Shepard tones consist of a series of octave-spaced partials (not the usual harmonic series, but rather the 1st, 2nd, 4th, 8th, 16th, 32nd... partials) whose amplitudes are determined by a bell-shaped curve. (Actually, in this interpretation, the amplitudes of the partials are determined by a hack that doesn't really make a bell curve. We're thinking about improving this and also giving the user some control over the shape of this spectral envelope.) This series of partials goes all the way from the lower limits of human hearing (around 20 Hz) to the Nyquist frequency.

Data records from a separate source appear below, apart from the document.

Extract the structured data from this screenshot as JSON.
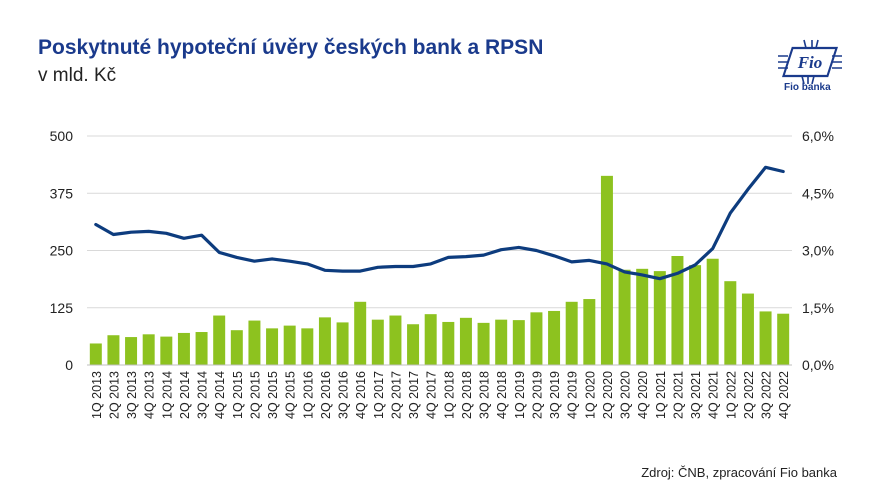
{
  "header": {
    "title": "Poskytnuté hypoteční úvěry českých bank a RPSN",
    "subtitle": "v mld. Kč"
  },
  "logo": {
    "mark_text": "Fio",
    "caption": "Fio banka",
    "icon": "fio-logo-icon",
    "color": "#1a3a8c"
  },
  "footer": {
    "source": "Zdroj: ČNB, zpracování Fio banka"
  },
  "chart_data": {
    "type": "bar",
    "combo": "bar+line",
    "categories": [
      "1Q 2013",
      "2Q 2013",
      "3Q 2013",
      "4Q 2013",
      "1Q 2014",
      "2Q 2014",
      "3Q 2014",
      "4Q 2014",
      "1Q 2015",
      "2Q 2015",
      "3Q 2015",
      "4Q 2015",
      "1Q 2016",
      "2Q 2016",
      "3Q 2016",
      "4Q 2016",
      "1Q 2017",
      "2Q 2017",
      "3Q 2017",
      "4Q 2017",
      "1Q 2018",
      "2Q 2018",
      "3Q 2018",
      "4Q 2018",
      "1Q 2019",
      "2Q 2019",
      "3Q 2019",
      "4Q 2019",
      "1Q 2020",
      "2Q 2020",
      "3Q 2020",
      "4Q 2020",
      "1Q 2021",
      "2Q 2021",
      "3Q 2021",
      "4Q 2021",
      "1Q 2022",
      "2Q 2022",
      "3Q 2022",
      "4Q 2022"
    ],
    "series": [
      {
        "kind": "bar",
        "axis": "left",
        "color": "#8dc21f",
        "values": [
          47,
          65,
          61,
          67,
          62,
          70,
          72,
          108,
          76,
          97,
          80,
          86,
          80,
          104,
          93,
          138,
          99,
          108,
          89,
          111,
          94,
          103,
          92,
          99,
          98,
          115,
          118,
          138,
          144,
          413,
          208,
          210,
          205,
          238,
          218,
          232,
          183,
          156,
          117,
          112
        ]
      },
      {
        "kind": "line",
        "axis": "right",
        "color": "#0d3c7e",
        "values": [
          3.68,
          3.42,
          3.48,
          3.5,
          3.45,
          3.32,
          3.4,
          2.95,
          2.82,
          2.72,
          2.78,
          2.72,
          2.65,
          2.48,
          2.46,
          2.46,
          2.56,
          2.58,
          2.58,
          2.65,
          2.82,
          2.84,
          2.88,
          3.02,
          3.08,
          3.0,
          2.86,
          2.7,
          2.74,
          2.65,
          2.44,
          2.36,
          2.26,
          2.4,
          2.62,
          3.05,
          3.98,
          4.6,
          5.18,
          5.07
        ]
      }
    ],
    "y_left": {
      "min": 0,
      "max": 500,
      "ticks": [
        "0",
        "125",
        "250",
        "375",
        "500"
      ]
    },
    "y_right": {
      "min": 0,
      "max": 6,
      "ticks": [
        "0,0%",
        "1,5%",
        "3,0%",
        "4,5%",
        "6,0%"
      ]
    },
    "grid": "horizontal",
    "legend": "none",
    "title": "",
    "xlabel": "",
    "ylabel": ""
  }
}
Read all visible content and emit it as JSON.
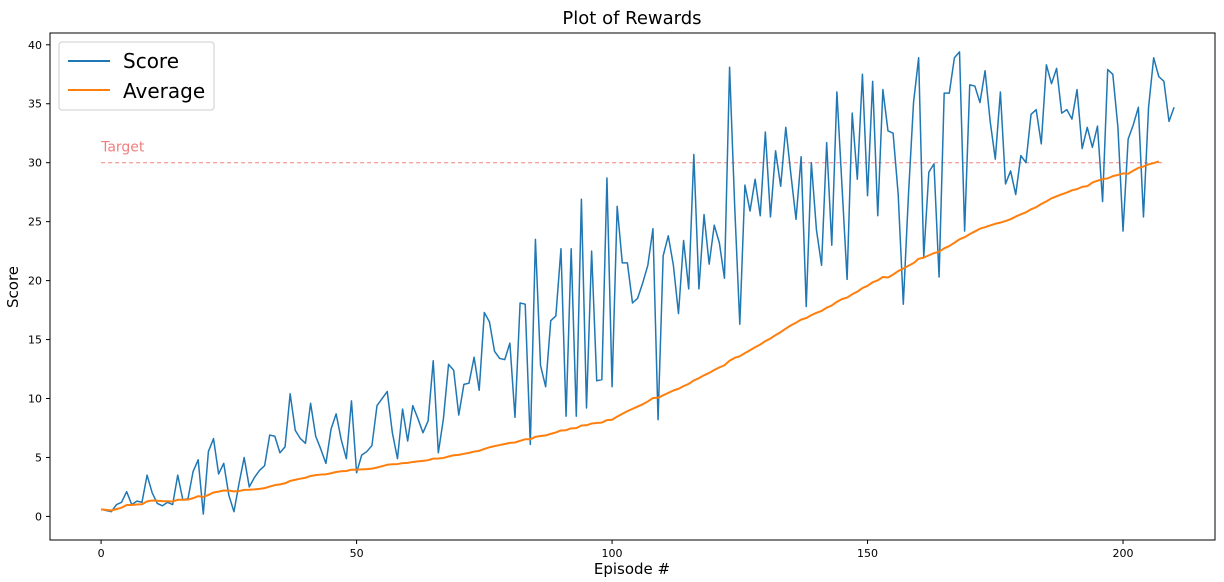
{
  "chart_data": {
    "type": "line",
    "title": "Plot of Rewards",
    "xlabel": "Episode #",
    "ylabel": "Score",
    "xlim": [
      -10,
      218
    ],
    "ylim": [
      -2,
      41
    ],
    "xticks": [
      0,
      50,
      100,
      150,
      200
    ],
    "yticks": [
      0,
      5,
      10,
      15,
      20,
      25,
      30,
      35,
      40
    ],
    "grid": false,
    "legend_position": "top-left",
    "target": {
      "label": "Target",
      "value": 30,
      "x_start": 0,
      "x_end": 208,
      "color": "#f08080"
    },
    "series": [
      {
        "name": "Score",
        "color": "#1f77b4",
        "values": [
          0.6,
          0.5,
          0.4,
          1.0,
          1.2,
          2.1,
          1.0,
          1.3,
          1.2,
          3.5,
          2.0,
          1.1,
          0.9,
          1.2,
          1.0,
          3.5,
          1.4,
          1.5,
          3.8,
          4.8,
          0.2,
          5.5,
          6.6,
          3.6,
          4.5,
          1.8,
          0.4,
          2.8,
          5.0,
          2.5,
          3.3,
          3.9,
          4.3,
          6.9,
          6.8,
          5.4,
          5.9,
          10.4,
          7.3,
          6.6,
          6.2,
          9.6,
          6.8,
          5.7,
          4.5,
          7.4,
          8.7,
          6.5,
          4.9,
          9.8,
          3.7,
          5.2,
          5.5,
          6.0,
          9.4,
          10.0,
          10.6,
          7.1,
          4.9,
          9.1,
          6.4,
          9.4,
          8.3,
          7.1,
          8.1,
          13.2,
          5.4,
          8.3,
          12.9,
          12.4,
          8.6,
          11.2,
          11.3,
          13.5,
          10.7,
          17.3,
          16.5,
          14.0,
          13.4,
          13.3,
          14.7,
          8.4,
          18.1,
          18.0,
          6.1,
          23.5,
          12.8,
          11.0,
          16.6,
          17.0,
          22.7,
          8.5,
          22.7,
          8.5,
          26.9,
          9.2,
          22.5,
          11.5,
          11.6,
          28.7,
          11.0,
          26.3,
          21.5,
          21.5,
          18.1,
          18.5,
          19.8,
          21.3,
          24.4,
          8.2,
          22.1,
          23.8,
          21.3,
          17.2,
          23.4,
          19.3,
          30.7,
          19.3,
          25.6,
          21.4,
          24.7,
          23.2,
          20.2,
          38.1,
          26.3,
          16.3,
          28.1,
          25.9,
          28.6,
          25.5,
          32.6,
          25.4,
          31.0,
          28.0,
          33.0,
          29.0,
          25.2,
          30.5,
          17.8,
          30.0,
          24.3,
          21.3,
          31.7,
          23.0,
          36.0,
          28.0,
          20.1,
          34.2,
          28.6,
          37.5,
          27.2,
          36.9,
          25.5,
          36.2,
          32.7,
          32.5,
          27.3,
          18.0,
          27.2,
          35.1,
          38.9,
          22.0,
          29.2,
          29.9,
          20.3,
          35.9,
          35.9,
          38.9,
          39.4,
          24.2,
          36.6,
          36.5,
          35.1,
          37.8,
          33.5,
          30.3,
          36.0,
          28.2,
          29.3,
          27.3,
          30.6,
          30.0,
          34.1,
          34.5,
          31.6,
          38.3,
          36.7,
          38.0,
          34.2,
          34.5,
          33.7,
          36.2,
          31.2,
          33.0,
          31.3,
          33.1,
          26.7,
          37.9,
          37.5,
          33.0,
          24.2,
          32.0,
          33.2,
          34.7,
          25.4,
          34.7,
          38.9,
          37.3,
          36.9,
          33.5,
          34.7
        ]
      },
      {
        "name": "Average",
        "color": "#ff7f0e",
        "values": [
          0.6,
          0.55,
          0.5,
          0.62,
          0.74,
          0.97,
          0.97,
          1.01,
          1.03,
          1.28,
          1.35,
          1.33,
          1.3,
          1.29,
          1.27,
          1.41,
          1.41,
          1.42,
          1.55,
          1.72,
          1.65,
          1.82,
          2.03,
          2.1,
          2.2,
          2.19,
          2.12,
          2.15,
          2.25,
          2.26,
          2.29,
          2.34,
          2.4,
          2.53,
          2.65,
          2.72,
          2.81,
          3.01,
          3.11,
          3.2,
          3.28,
          3.43,
          3.5,
          3.55,
          3.57,
          3.66,
          3.77,
          3.83,
          3.85,
          3.97,
          3.96,
          3.99,
          4.01,
          4.05,
          4.15,
          4.26,
          4.38,
          4.43,
          4.44,
          4.52,
          4.54,
          4.62,
          4.67,
          4.71,
          4.77,
          4.9,
          4.91,
          4.96,
          5.08,
          5.19,
          5.22,
          5.31,
          5.39,
          5.5,
          5.56,
          5.72,
          5.86,
          5.96,
          6.05,
          6.14,
          6.24,
          6.27,
          6.41,
          6.54,
          6.54,
          6.75,
          6.82,
          6.87,
          7.0,
          7.12,
          7.29,
          7.31,
          7.47,
          7.49,
          7.71,
          7.73,
          7.88,
          7.92,
          7.96,
          8.17,
          8.2,
          8.46,
          8.7,
          8.93,
          9.12,
          9.32,
          9.51,
          9.75,
          10.04,
          10.06,
          10.27,
          10.48,
          10.68,
          10.82,
          11.05,
          11.24,
          11.53,
          11.73,
          11.97,
          12.17,
          12.42,
          12.64,
          12.82,
          13.2,
          13.45,
          13.59,
          13.85,
          14.09,
          14.35,
          14.58,
          14.87,
          15.09,
          15.38,
          15.63,
          15.93,
          16.2,
          16.43,
          16.69,
          16.82,
          17.07,
          17.27,
          17.43,
          17.7,
          17.89,
          18.2,
          18.43,
          18.56,
          18.84,
          19.06,
          19.37,
          19.56,
          19.86,
          20.02,
          20.31,
          20.26,
          20.51,
          20.81,
          21.03,
          21.26,
          21.48,
          21.85,
          21.95,
          22.14,
          22.33,
          22.45,
          22.74,
          22.93,
          23.21,
          23.5,
          23.68,
          23.94,
          24.17,
          24.4,
          24.53,
          24.68,
          24.82,
          24.92,
          25.05,
          25.21,
          25.43,
          25.62,
          25.79,
          26.05,
          26.23,
          26.5,
          26.72,
          26.98,
          27.15,
          27.32,
          27.47,
          27.66,
          27.76,
          27.95,
          28.01,
          28.31,
          28.47,
          28.61,
          28.67,
          28.86,
          28.96,
          29.09,
          29.06,
          29.32,
          29.56,
          29.67,
          29.86,
          29.97,
          30.1
        ]
      }
    ]
  }
}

Parameters for Shepard Tone Timbral Prototypes

Message Argument(s) Type(s) Description
shepard_freq "Fundamental" Frequency (Hz) of Shepard Tone  Float Sets the voice to play a Shepard Tone with the given frequency.


Neural Networks

CNMAT is researching uses of neural networks for additive synthesis control. In our current implementation, training a network is a separate phase from running it to produce sound data. Already-trained networks are compiled into a particular version of the synthesizer, and can be accessed by name as timbral prototypes. More information on networks is available if you're inside the CNMAT subdomain.

Parameters for Neural Network Timbral Prototypes

Message Argument(s) Type(s) Description
set_net Name of a neural net compiled into the synth String Sets the voice to use the given neural network as its timbral prototype.
net_inputs Values for input units of neural network, generally in the range 0 to 1. Floats The meanings of the input units vary for each network and depend on how the network was trained. Our current research thrust is for the net inputs to correspond to musically meaningful parameters like pitch, loudness, brightness, vowel, etc.
 net_pitch Frequency (Hz) Float For nets that output a harmonic series, this parameter determines the frequencies.